Leao saluta il Milan e sceglie il Galatasaray: finisce un’era fatta di lampi, trofei e rimpianti
La storia tra Rafael Leao e il Milan è giunta ai titoli di coda. Dopo una giornata di mercato vissuta sul filo tra Aston Volla e Galatasaray, il portoghese ha scelto la Turchia. Il club di Istanbul ha chiuso l'operazione per 45 milioni di euro più 2 di bonus e un 20% sulla futura rivendita a favore del Milan, superando così la concorrenza inglese anche grazie a un pressing continuo sul calciatore.
DECISIVI OSIMHEN E IL PROGETTO TURCO
Nelle prime ore della mattinata di ieri Aston Villa e Galatasaray erano praticamente appaiati. Gli inglesi offrivano a Leao circa 7,5 milioni a stagione, mentre i turchi si spingevano fino a 12. A fare la differenza è stata però soprattutto l'insistenza del Gala, con Leao contattato direttamente da Victor Osimhen ed alcuni dirigenti del club, mentre l'Aston Villa ha rallentato fino a virare in maniera decisa sul talento del PG Ibrahim Mbaye (pagato la bellezza di 55 milioni di euro).

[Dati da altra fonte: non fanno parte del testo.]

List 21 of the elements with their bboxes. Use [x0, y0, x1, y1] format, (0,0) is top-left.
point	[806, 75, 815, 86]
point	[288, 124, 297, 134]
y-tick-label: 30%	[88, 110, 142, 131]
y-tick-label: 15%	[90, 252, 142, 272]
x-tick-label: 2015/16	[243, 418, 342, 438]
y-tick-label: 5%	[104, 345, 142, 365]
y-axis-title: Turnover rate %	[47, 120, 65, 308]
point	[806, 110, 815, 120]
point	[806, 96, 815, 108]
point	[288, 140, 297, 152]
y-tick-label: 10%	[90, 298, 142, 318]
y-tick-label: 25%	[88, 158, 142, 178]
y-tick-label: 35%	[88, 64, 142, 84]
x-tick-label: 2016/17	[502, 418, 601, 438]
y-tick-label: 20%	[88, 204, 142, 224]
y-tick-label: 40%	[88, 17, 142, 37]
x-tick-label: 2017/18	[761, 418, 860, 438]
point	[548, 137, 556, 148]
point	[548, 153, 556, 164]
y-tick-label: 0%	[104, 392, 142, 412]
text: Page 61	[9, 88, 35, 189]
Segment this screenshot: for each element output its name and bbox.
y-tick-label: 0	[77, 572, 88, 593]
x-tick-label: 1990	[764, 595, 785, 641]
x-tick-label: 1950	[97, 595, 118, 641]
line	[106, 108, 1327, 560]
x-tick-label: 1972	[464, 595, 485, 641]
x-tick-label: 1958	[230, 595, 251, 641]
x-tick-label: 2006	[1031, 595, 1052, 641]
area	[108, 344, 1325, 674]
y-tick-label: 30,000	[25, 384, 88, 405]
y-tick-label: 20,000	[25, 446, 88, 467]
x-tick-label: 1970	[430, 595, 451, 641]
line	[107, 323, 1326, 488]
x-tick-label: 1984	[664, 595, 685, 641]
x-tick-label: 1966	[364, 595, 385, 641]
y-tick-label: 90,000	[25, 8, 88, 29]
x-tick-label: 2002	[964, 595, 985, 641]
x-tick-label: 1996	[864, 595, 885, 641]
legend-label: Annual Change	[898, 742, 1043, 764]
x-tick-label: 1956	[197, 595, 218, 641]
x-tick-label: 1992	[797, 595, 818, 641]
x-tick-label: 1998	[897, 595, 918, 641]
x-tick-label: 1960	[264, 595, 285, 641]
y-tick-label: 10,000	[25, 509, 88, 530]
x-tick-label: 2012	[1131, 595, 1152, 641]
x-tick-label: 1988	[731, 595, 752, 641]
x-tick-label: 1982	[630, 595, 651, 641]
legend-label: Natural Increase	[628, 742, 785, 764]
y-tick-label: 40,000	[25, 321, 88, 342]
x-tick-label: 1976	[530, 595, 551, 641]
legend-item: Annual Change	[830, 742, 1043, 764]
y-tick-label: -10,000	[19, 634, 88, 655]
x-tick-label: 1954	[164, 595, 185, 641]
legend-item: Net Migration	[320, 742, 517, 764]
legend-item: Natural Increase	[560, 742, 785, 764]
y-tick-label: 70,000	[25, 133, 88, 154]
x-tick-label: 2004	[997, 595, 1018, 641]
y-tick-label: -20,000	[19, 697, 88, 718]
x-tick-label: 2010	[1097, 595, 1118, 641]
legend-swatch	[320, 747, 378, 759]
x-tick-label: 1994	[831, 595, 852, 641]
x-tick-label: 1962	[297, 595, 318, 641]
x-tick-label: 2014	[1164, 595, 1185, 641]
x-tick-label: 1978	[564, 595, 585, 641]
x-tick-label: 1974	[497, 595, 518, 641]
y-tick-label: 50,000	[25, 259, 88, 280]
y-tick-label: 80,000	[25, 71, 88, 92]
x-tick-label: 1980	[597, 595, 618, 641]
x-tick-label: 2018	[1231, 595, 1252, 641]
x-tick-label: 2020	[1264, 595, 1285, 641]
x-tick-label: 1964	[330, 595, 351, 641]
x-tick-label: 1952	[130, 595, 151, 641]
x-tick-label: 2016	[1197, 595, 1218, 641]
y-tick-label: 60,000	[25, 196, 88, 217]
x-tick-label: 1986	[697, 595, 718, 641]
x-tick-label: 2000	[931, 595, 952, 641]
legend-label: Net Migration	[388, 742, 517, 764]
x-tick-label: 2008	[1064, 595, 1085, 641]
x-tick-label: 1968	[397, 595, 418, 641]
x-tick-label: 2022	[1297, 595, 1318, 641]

Rafa ha così deciso di accettare la proposta turca, salutando poi compagni e ambiente rossonero ieri in un San Siro che non ha perso l'occasione per salutare, ancora una volta, Franco Baresi. Nelle sue parole del post gara tutta l'emozione di un addio comunque sofferto dopo 7 anni, anche perché dopo tutto questo tempo il suo legame con il Milan non può che rimanere intatto.
SETTE ANNI TRA SCUDETTO, TALENTO PURO E CHAMPIONS
Arrivato nel 2019 per quasi 40 milioni di euro, Leao ha attraversato tuttte le fasi della rinascita rossonera. Il punto più alto resta ovviamente lo Scudetto 2021-22, conquistato da protagonista assoluto e MVP del campionato di Serie A, seguito dalla corsa l'anno successivo alla semifinale di Champions League.
Nel tempo sono arrivati anche alti e bassi, critiche, infortuni, cooling break e difficoltà tattiche. I numeri raccontano però di un giocatore che ha lasciato il segno: 80 gol, 55 assist, 372 occasioni create e 577 dribbling completati. Leao lascia quindi il Milan tra rimpianti e ricordi indelebili. Non è sempre stato continuo, ma per anni ha saputo regalare a San Siro una cosa rara: imprevedibilità.